3.2.1. On-target/off-tumor side effect

The selection of target antigens is essential for alleviating on-target/off-tumor risks [110]. Carbonic anhydrase IX-targeted CAR-T cells induced liver enzyme abnormalities when applied in treating renal cell carcinoma [111]. Such side effect was induced by CAR-T cells’ infiltration into CAIX-positive bile duct epithelium. Therefore, a stricter CAR-T cell activation system is required to mitigate such a side effect. The current effort is mainly focused on designing logic-circuit CAR and stimuli-responsive CAR-T cells. Given that logic-circuit-based CAR-T therapy has been extensively summarized elsewhere [112,113], in this section, we highlight stimuli-responsive CAR-T therapy.

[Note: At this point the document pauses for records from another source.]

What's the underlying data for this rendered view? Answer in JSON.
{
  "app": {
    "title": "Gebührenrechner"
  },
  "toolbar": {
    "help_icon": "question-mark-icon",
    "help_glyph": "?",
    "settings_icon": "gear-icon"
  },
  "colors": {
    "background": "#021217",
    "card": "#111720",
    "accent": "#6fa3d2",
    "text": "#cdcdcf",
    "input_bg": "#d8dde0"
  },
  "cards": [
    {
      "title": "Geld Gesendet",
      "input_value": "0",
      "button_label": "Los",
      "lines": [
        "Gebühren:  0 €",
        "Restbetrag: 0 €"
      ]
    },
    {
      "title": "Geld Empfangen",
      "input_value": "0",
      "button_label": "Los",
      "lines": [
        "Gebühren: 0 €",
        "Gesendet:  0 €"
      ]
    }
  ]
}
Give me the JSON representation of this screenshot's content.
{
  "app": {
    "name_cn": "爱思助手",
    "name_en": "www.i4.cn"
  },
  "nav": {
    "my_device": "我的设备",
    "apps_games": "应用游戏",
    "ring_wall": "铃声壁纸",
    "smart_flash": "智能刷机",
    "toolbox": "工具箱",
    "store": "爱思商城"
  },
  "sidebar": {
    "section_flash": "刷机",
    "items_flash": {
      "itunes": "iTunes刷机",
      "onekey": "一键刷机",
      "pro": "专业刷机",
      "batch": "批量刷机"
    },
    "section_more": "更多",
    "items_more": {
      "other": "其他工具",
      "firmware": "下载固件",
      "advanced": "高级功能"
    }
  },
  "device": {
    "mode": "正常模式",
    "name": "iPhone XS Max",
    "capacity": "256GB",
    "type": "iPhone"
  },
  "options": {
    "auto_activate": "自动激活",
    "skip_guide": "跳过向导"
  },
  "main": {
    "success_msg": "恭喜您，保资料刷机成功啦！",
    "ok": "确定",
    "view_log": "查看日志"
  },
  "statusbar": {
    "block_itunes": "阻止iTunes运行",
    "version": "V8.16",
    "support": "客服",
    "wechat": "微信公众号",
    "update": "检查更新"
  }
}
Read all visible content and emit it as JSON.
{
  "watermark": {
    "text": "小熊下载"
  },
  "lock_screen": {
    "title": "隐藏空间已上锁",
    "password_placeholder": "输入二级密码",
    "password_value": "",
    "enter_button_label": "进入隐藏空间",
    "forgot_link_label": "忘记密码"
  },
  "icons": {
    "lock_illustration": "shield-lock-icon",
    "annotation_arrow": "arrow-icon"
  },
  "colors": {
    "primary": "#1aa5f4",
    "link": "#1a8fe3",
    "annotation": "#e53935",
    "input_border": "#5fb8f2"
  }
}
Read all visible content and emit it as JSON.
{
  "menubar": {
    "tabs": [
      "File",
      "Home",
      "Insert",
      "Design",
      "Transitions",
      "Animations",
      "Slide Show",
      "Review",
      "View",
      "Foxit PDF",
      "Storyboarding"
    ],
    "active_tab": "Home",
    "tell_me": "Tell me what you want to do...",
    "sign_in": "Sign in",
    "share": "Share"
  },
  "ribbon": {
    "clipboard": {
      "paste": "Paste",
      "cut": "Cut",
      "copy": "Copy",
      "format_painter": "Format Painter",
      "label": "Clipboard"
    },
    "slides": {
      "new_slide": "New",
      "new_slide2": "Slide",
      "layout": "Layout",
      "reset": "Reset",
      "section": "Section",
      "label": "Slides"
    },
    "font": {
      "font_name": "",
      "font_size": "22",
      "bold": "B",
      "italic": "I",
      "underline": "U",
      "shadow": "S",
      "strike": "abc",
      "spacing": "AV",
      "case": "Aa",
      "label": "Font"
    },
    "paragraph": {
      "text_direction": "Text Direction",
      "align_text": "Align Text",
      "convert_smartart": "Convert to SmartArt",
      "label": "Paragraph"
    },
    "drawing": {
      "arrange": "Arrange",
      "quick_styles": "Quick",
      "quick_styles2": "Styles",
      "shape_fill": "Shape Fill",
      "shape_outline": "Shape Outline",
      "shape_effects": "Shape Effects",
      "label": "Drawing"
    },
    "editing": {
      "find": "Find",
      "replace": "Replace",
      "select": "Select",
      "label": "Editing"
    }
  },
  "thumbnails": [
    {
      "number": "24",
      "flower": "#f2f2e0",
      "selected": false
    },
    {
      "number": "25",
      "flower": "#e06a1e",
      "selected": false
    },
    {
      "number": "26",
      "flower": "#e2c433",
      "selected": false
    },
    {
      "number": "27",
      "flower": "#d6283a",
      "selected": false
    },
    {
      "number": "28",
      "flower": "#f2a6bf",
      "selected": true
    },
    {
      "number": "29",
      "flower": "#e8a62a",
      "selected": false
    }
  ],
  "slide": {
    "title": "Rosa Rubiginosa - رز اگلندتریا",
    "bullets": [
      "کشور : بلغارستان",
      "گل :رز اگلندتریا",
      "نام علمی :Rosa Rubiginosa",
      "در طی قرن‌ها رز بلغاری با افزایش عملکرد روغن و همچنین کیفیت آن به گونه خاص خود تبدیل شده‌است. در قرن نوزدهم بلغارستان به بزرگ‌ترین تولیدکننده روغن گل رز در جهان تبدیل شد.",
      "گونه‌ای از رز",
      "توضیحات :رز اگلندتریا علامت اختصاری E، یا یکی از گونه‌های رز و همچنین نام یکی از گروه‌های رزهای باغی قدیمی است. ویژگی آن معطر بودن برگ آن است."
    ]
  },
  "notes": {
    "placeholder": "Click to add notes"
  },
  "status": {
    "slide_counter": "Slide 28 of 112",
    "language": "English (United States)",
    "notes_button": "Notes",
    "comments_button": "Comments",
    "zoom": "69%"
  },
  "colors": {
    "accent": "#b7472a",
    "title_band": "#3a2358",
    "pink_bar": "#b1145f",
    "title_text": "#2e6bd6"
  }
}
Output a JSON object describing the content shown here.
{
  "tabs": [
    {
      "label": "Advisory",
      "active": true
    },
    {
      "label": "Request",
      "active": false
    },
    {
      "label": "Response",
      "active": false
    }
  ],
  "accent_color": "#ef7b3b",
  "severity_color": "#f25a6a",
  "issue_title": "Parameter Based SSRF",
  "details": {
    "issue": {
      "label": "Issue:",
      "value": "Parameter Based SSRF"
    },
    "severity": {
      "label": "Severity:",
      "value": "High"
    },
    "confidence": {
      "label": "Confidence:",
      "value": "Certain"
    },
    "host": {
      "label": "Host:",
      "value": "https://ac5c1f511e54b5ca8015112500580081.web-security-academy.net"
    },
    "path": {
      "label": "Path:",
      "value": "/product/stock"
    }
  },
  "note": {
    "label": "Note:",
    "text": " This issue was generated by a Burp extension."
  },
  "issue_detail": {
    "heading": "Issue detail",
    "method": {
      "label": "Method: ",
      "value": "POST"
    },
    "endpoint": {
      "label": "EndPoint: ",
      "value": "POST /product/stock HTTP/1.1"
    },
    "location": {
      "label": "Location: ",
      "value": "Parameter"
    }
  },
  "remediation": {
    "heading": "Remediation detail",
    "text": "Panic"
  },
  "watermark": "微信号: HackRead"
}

Ideally, CAR-T cells should recognize tumors from healthy tissues according to tumor antigen density [114]. In this regard, Lopez et al. generated a two-step feedback recognition circuit for allowing CAR-T cells to distinguish tumor antigens depending on a sigmoidal antigen-density threshold [115]. The low-affinity initial synNotch receptor targeting Her2 controlled the production of a higher affinity CAR construct that targets Her2. The low-affinity Her2 synNotch receptor acted as a filter for high Her2-displaying cells and the high-affinity CAR for Her2 controlled the tumoricidal efficacy and expansion capability of CAR-T cells. The higher Her2 antigens presented on cells promoted both CAR production and initiation, thus triggering a sigmoidal efficacy. As a result, such CAR-T cells exhibited sharp distinguishing capability between healthy cells presenting a normal amount of Her2 and tumor cells displaying 100-fold Her2.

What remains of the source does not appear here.